Teen Read Week—The Books

 

Song Yet Sung

Song Yet Sung was chosen for the One Maryland, One Book program in 2009. Bestselling author James McBride illustrates the pre-Civil War era in Maryland’s Easter Shore and the unsettling fight for freedom. The novel provides insight into the tormented life of a slave, the great price for freedom and humanity.
The students who chose to write on James McBride’s Song Yet Sung wrote on themes of freedom and imprisonment. The essays focused on each students own personal view on the issue of slavery. As expected, each student agreed slavery to be unjust.

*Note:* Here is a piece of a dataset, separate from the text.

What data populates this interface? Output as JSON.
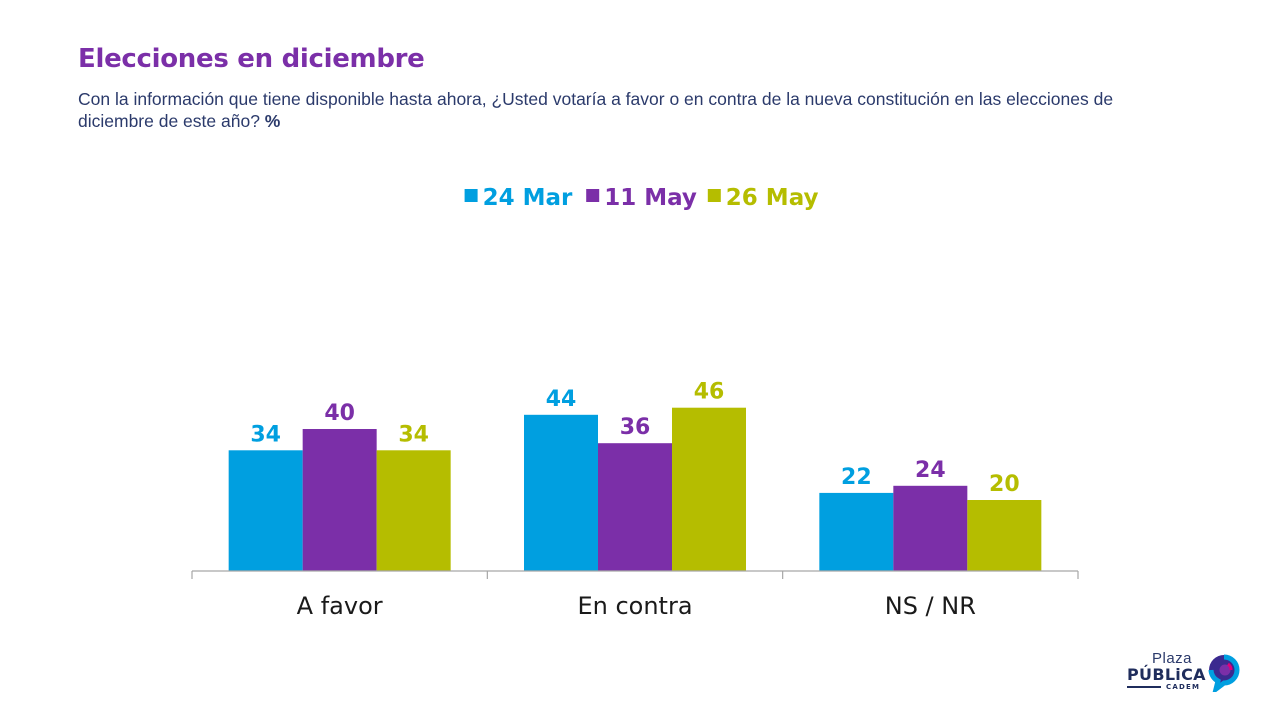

One participant wrote that if he had personally experienced slavery, “I would escape because it is wrong to own someone other than yourself and that I wanted to help others that wanted freedom.”

The Underneath

In Kathi Appelt’s The Underneath is children’s book and Newberry Honor Book. The plotline is simple and easily grasped children. The novel is set between Louisiana and Texas where a forgotten and neglected cat and mistreated dog form an unlikely relationship and share a home underneath an old, run-down house.
Participants wrote on the idea of loneliness versus being alone. One student, Isabelle wrote, “This is loneliness, a bitter and cruel throbbing of the heart and soul for adoration and love.” The students who were involved in writing on the themes found in The Underneath were successful at acknowledging the main idea but failed to create a well-written and thorough analysis of the book and following the directions.

A student wrote, “To be alone means that at a certain moment, you are by yourself, but with the knowledge that someone somewhere cares for you. To be lonely is to have no one by you side, all love and trust is gone; like losing someone close to you.”